Tuesday, January 15, 2019

Saturday 17 October 1998

I'm at the Polar King in Gresham, just outside of Portland. You don't have to get too far out of Portland to be “out of town.” There are little buildups of civilization by the side of the highway, but I don't know if you'd call it a town, unless you consider a strip mall a downtown. It's amazing how driving for a few minutes takes you to a cultural another world. It's all Middle-America—everywhere that's not the very urbanist urban. And in Portland it's just a few block area—you can walk it—and outside that little oasis where they're challenged to make good coffee, and the waitstaff can get away with unusual body piercings, you get to Middle-America—bad coffee, bad grammar, non-dairy creamer, TV culture. This is a great place—an old, probably post-war diner or hamburger joint, fixed up probably in the 80s—ruined, really, but time has done its job and put some personality back into it, with its forces of decay and the mellowness that comes from day in and out use. To everyone here it's just a restaurant, but to me it's an interesting artwork, one that changes with time, and even though it was once almost a (DQ or something?) (after the remodel)—now it's interesting again.

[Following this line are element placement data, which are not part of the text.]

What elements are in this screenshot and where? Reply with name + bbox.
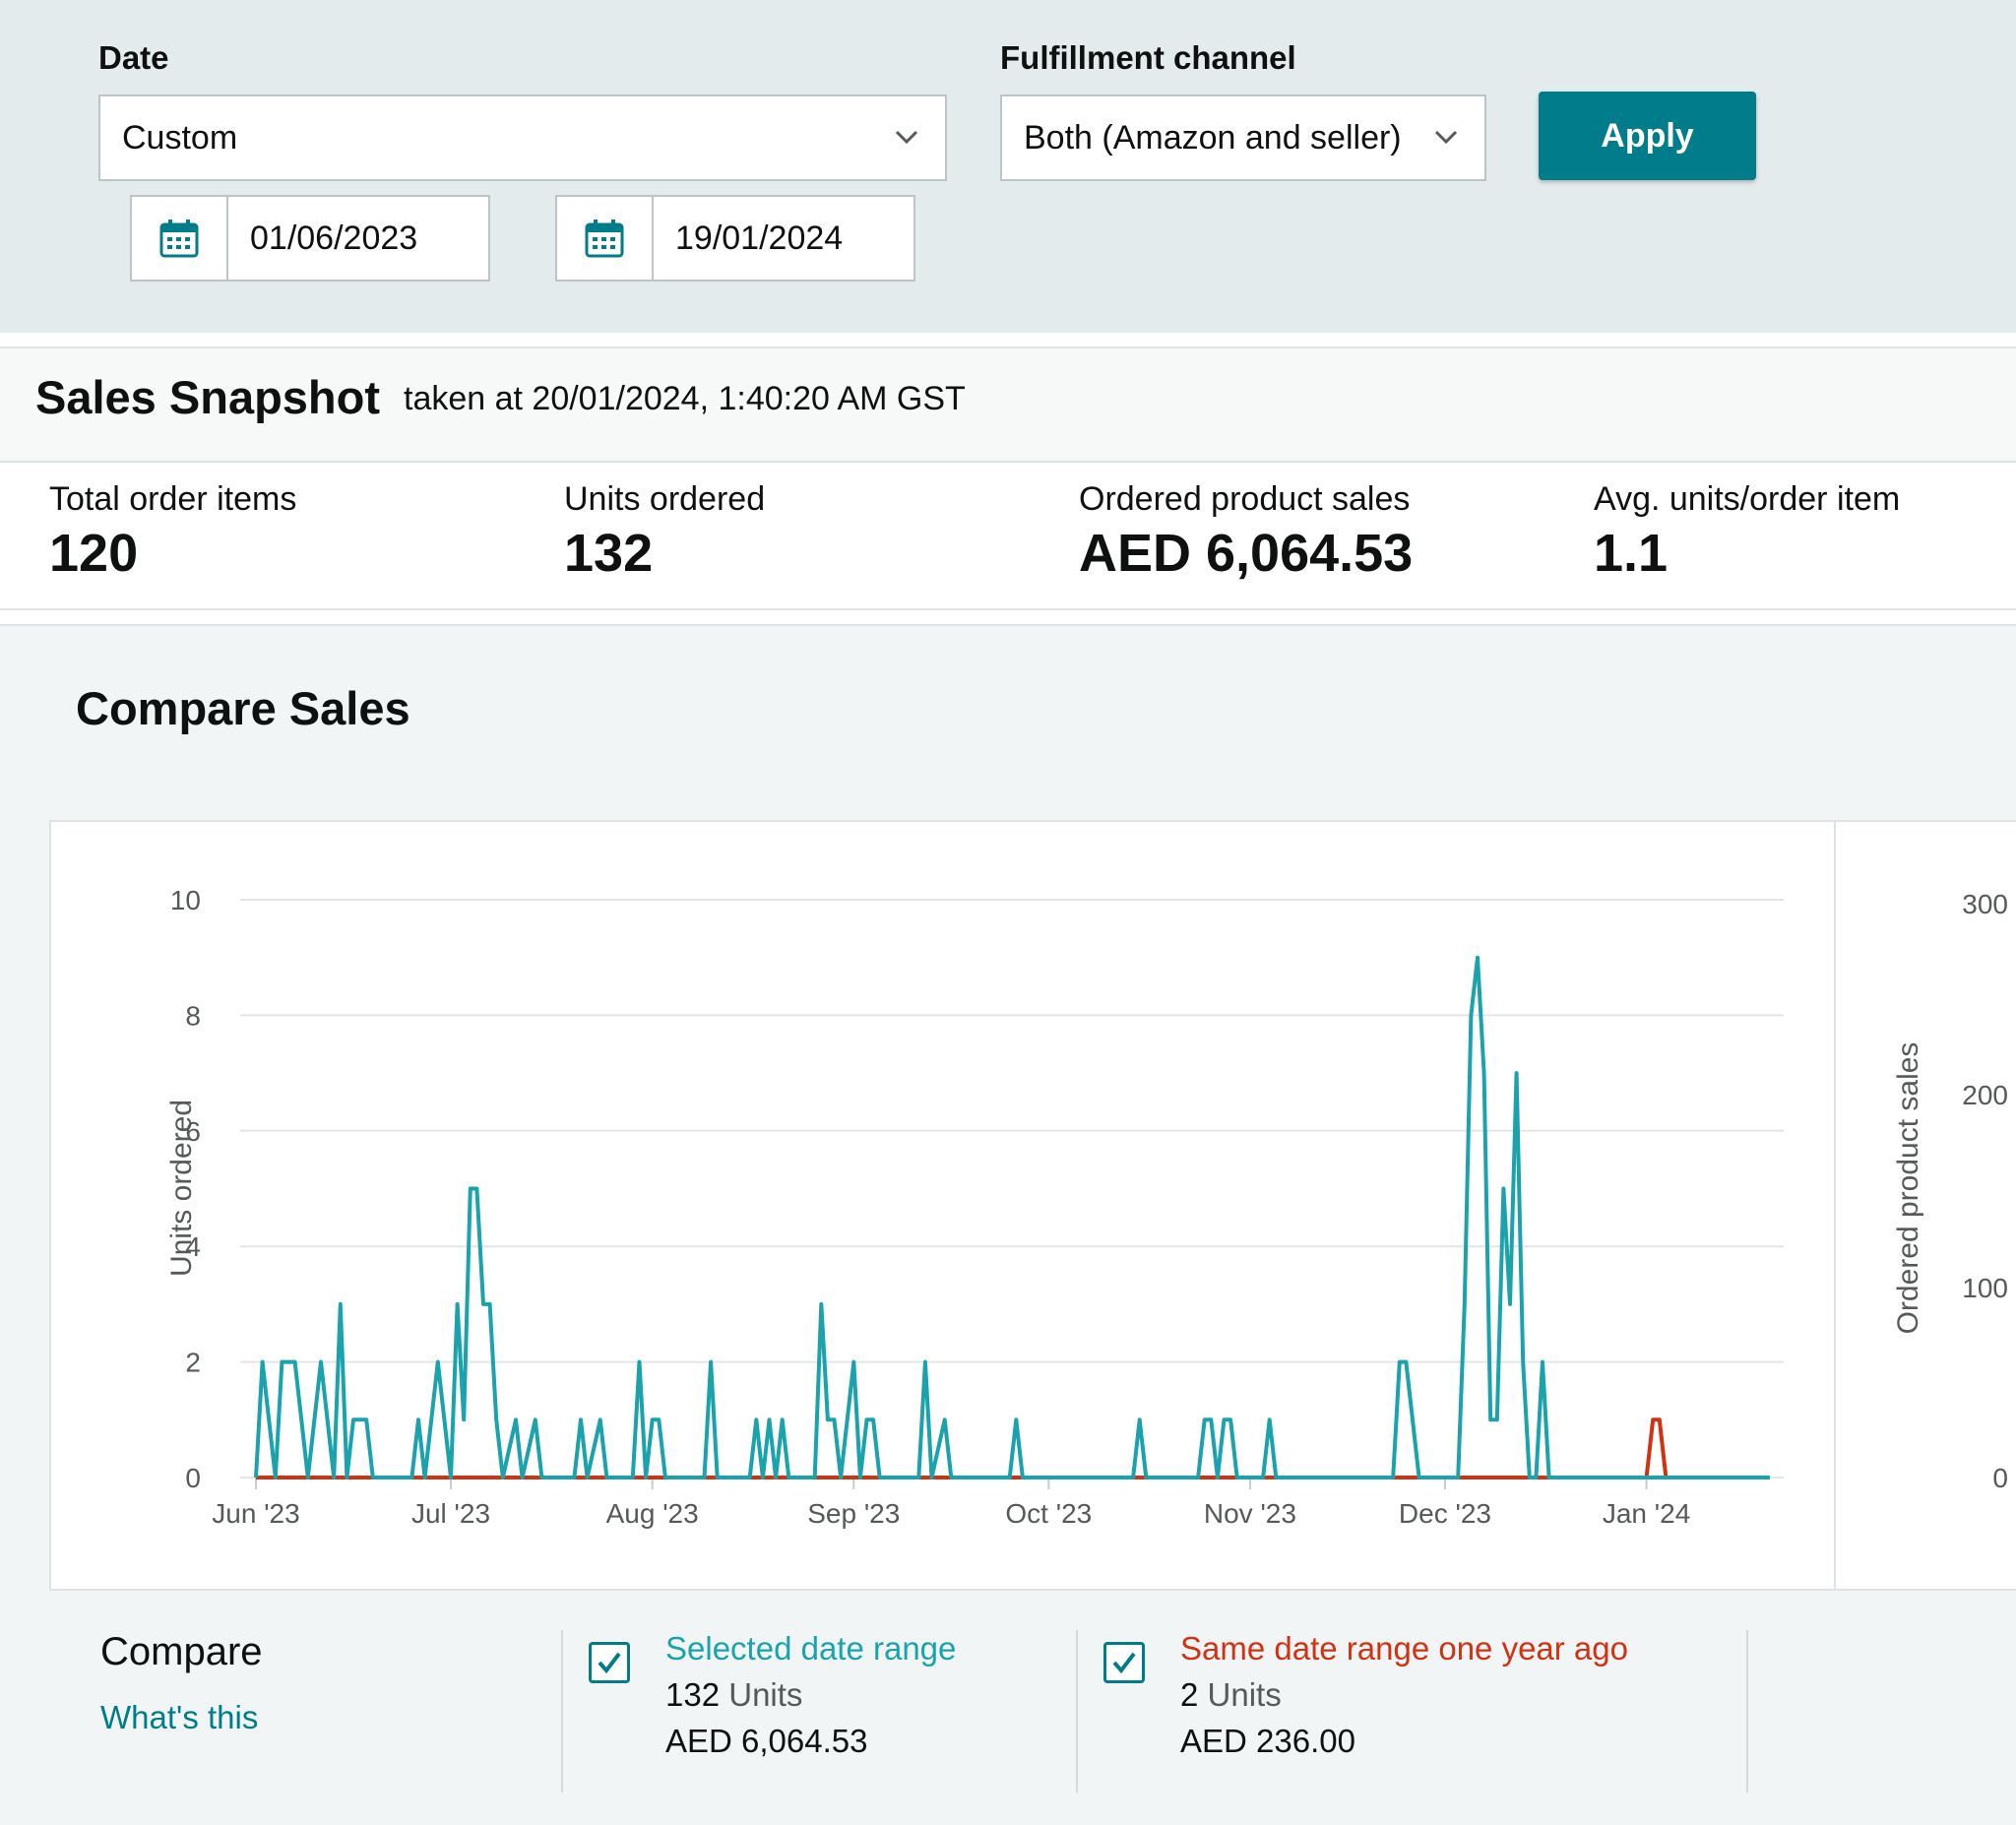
snapshot-metrics: Total order items 120 Units ordered 132 …	[0, 463, 2016, 610]
year-ago-checkbox[interactable]	[1103, 1642, 1145, 1683]
chevron-down-icon	[1434, 130, 1458, 145]
date-range-select-value: Custom	[122, 118, 238, 157]
secondary-axis: Ordered product sales 0 100 200 300	[1892, 889, 2008, 1493]
year-ago-sales: AED 236.00	[1180, 1723, 1355, 1759]
end-date-value: 19/01/2024	[675, 219, 844, 257]
divider	[1746, 1630, 1748, 1793]
compare-sales-section: Compare Sales 0 2 4 6 8 10 Jun '23 Jul '23 Aug …	[0, 624, 2016, 1825]
units-word: Units	[1207, 1676, 1282, 1713]
y-tick-label: 8	[185, 1000, 201, 1031]
metric-avg-units-per-order-item: Avg. units/order item 1.1	[1594, 480, 1900, 584]
checkmark-icon	[598, 1652, 621, 1674]
metric-label: Avg. units/order item	[1594, 480, 1901, 518]
units-ordered-chart: 0 2 4 6 8 10 Jun '23 Jul '23 Aug '23 Sep '23 Oct …	[165, 885, 1784, 1529]
metric-value: AED 6,064.53	[1079, 524, 1414, 583]
y2-tick-label: 100	[1962, 1273, 2008, 1303]
series-line	[254, 955, 1770, 1479]
compare-label: Compare	[100, 1630, 263, 1673]
fulfillment-channel-label: Fulfillment channel	[1000, 39, 1296, 76]
metric-units-ordered: Units ordered 132	[564, 480, 765, 584]
divider	[561, 1630, 563, 1793]
whats-this-link[interactable]: What's this	[100, 1699, 259, 1735]
calendar-icon[interactable]	[557, 197, 654, 280]
metric-value: 120	[49, 524, 139, 583]
fulfillment-channel-select[interactable]: Both (Amazon and seller)	[1000, 94, 1486, 181]
x-tick-label: Jan '24	[1603, 1498, 1690, 1529]
chevron-down-icon	[895, 130, 918, 145]
date-range-select[interactable]: Custom	[98, 94, 947, 181]
y-axis-ticks: 0 2 4 6 8 10	[170, 885, 201, 1493]
selected-range-checkbox[interactable]	[589, 1642, 630, 1683]
secondary-axis-label: Ordered product sales	[1892, 1042, 1924, 1335]
sales-snapshot-title: Sales Snapshot	[35, 371, 380, 423]
y-tick-label: 2	[185, 1348, 201, 1378]
x-tick-label: Aug '23	[606, 1498, 699, 1529]
calendar-icon[interactable]	[132, 197, 228, 280]
metric-value: 132	[564, 524, 654, 583]
sales-snapshot-header: Sales Snapshot taken at 20/01/2024, 1:40…	[0, 346, 2016, 463]
secondary-axis-panel: Ordered product sales 0 100 200 300	[1834, 820, 2016, 1591]
units-value: 132	[665, 1676, 721, 1713]
metric-ordered-product-sales: Ordered product sales AED 6,064.53	[1079, 480, 1413, 584]
units-value: 2	[1180, 1676, 1199, 1713]
selected-range-name: Selected date range	[665, 1630, 957, 1667]
start-date-field[interactable]: 01/06/2023	[130, 195, 490, 282]
selected-range-sales: AED 6,064.53	[665, 1723, 868, 1759]
metric-label: Units ordered	[564, 480, 766, 518]
date-label: Date	[98, 39, 169, 76]
snapshot-timestamp: taken at 20/01/2024, 1:40:20 AM GST	[404, 380, 966, 417]
y2-tick-label: 200	[1962, 1080, 2008, 1110]
year-ago-name: Same date range one year ago	[1180, 1630, 1628, 1667]
chart-series	[254, 955, 1770, 1479]
fulfillment-channel-select-value: Both (Amazon and seller)	[1024, 118, 1402, 157]
end-date-field[interactable]: 19/01/2024	[555, 195, 915, 282]
chart-panel: 0 2 4 6 8 10 Jun '23 Jul '23 Aug '23 Sep '23 Oct …	[49, 820, 1884, 1591]
start-date-value: 01/06/2023	[250, 219, 418, 257]
metric-label: Total order items	[49, 480, 297, 518]
y-axis-label: Units ordered	[165, 1100, 198, 1277]
y-tick-label: 6	[185, 1116, 201, 1147]
compare-legend: Compare What's this Selected date range …	[0, 1610, 2016, 1825]
x-tick-label: Oct '23	[1005, 1498, 1092, 1529]
x-tick-label: Nov '23	[1204, 1498, 1296, 1529]
x-tick-label: Jul '23	[411, 1498, 490, 1529]
x-axis-ticks: Jun '23 Jul '23 Aug '23 Sep '23 Oct '23 Nov '…	[212, 1478, 1690, 1529]
year-ago-units: 2 Units	[1180, 1676, 1282, 1714]
metric-total-order-items: Total order items 120	[49, 480, 296, 584]
y-tick-label: 10	[170, 885, 201, 915]
x-tick-label: Sep '23	[807, 1498, 900, 1529]
metric-label: Ordered product sales	[1079, 480, 1411, 518]
selected-range-units: 132 Units	[665, 1676, 802, 1714]
secondary-axis-ticks: 0 100 200 300	[1962, 889, 2008, 1493]
y2-tick-label: 0	[1992, 1463, 2008, 1493]
metric-value: 1.1	[1594, 524, 1669, 583]
compare-sales-title: Compare Sales	[76, 682, 410, 734]
x-tick-label: Dec '23	[1399, 1498, 1491, 1529]
units-word: Units	[728, 1676, 803, 1713]
apply-button[interactable]: Apply	[1539, 92, 1756, 180]
y-tick-label: 0	[185, 1463, 201, 1493]
x-tick-label: Jun '23	[212, 1498, 299, 1529]
checkmark-icon	[1112, 1652, 1136, 1674]
y2-tick-label: 300	[1962, 889, 2008, 919]
y-tick-label: 4	[185, 1231, 201, 1262]
divider	[1076, 1630, 1078, 1793]
filter-bar: Date Custom 01/06/2023 19/01/2024 Fulfil…	[0, 0, 2016, 333]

Like I was saying, back when I was trying to recover, and backpedal (does the word “backpedal” come from the bicycle world?—certainly it must not—as you can't backpedal a bicycle—with ten speeds, or whatever they are now—28 speeds—you can pedal backwards, but the gears are not engaged unless it's forward—you can't ride backwards anyway—maybe it's just “ped” as in walk—pedaling meaning walking, then, and backpedaling meaning retreating—look this up).

Places like this, as much as I like them, freak me out because they have all women working at them (unless there is a man owner present). Only women working, and all men customers. I mean, totally only 100% men in here. This is total, without exception. All women working. All men customers. I must admit, that kind of freaks me out.

As I'm leaving I see a big family with a couple of young women and one older one—so it's not absolutely true. And then I see the oddest thing of all (this place is quite busy). There's a woman leaving, paying at the register (she was here, somewhere, the same time I was)—a woman by herself! A middle-aged woman who looks neither to be a mess or all completely together. Someone who may be an alcoholic, or maybe a recovering alcoholic. Definitely not one of those scary perfect businesswomen from Mars. But someone who looks really self-sufficient, independent, I don't know, pretty together, but not too much, you know. I mean, her just being here, at a place where like no women come in, for breakfast, anyway, especially by themselves—that makes her essentially—I mean she was just a human being on Planet Pod, and for that reason I would have really liked to talk to her, but until I get to the interview portion of this project (which I just made up just now) I won't be able to do anything like that—and I need some kind of journalistic credibility to do that—more than just a fake press card—I need a good reputation.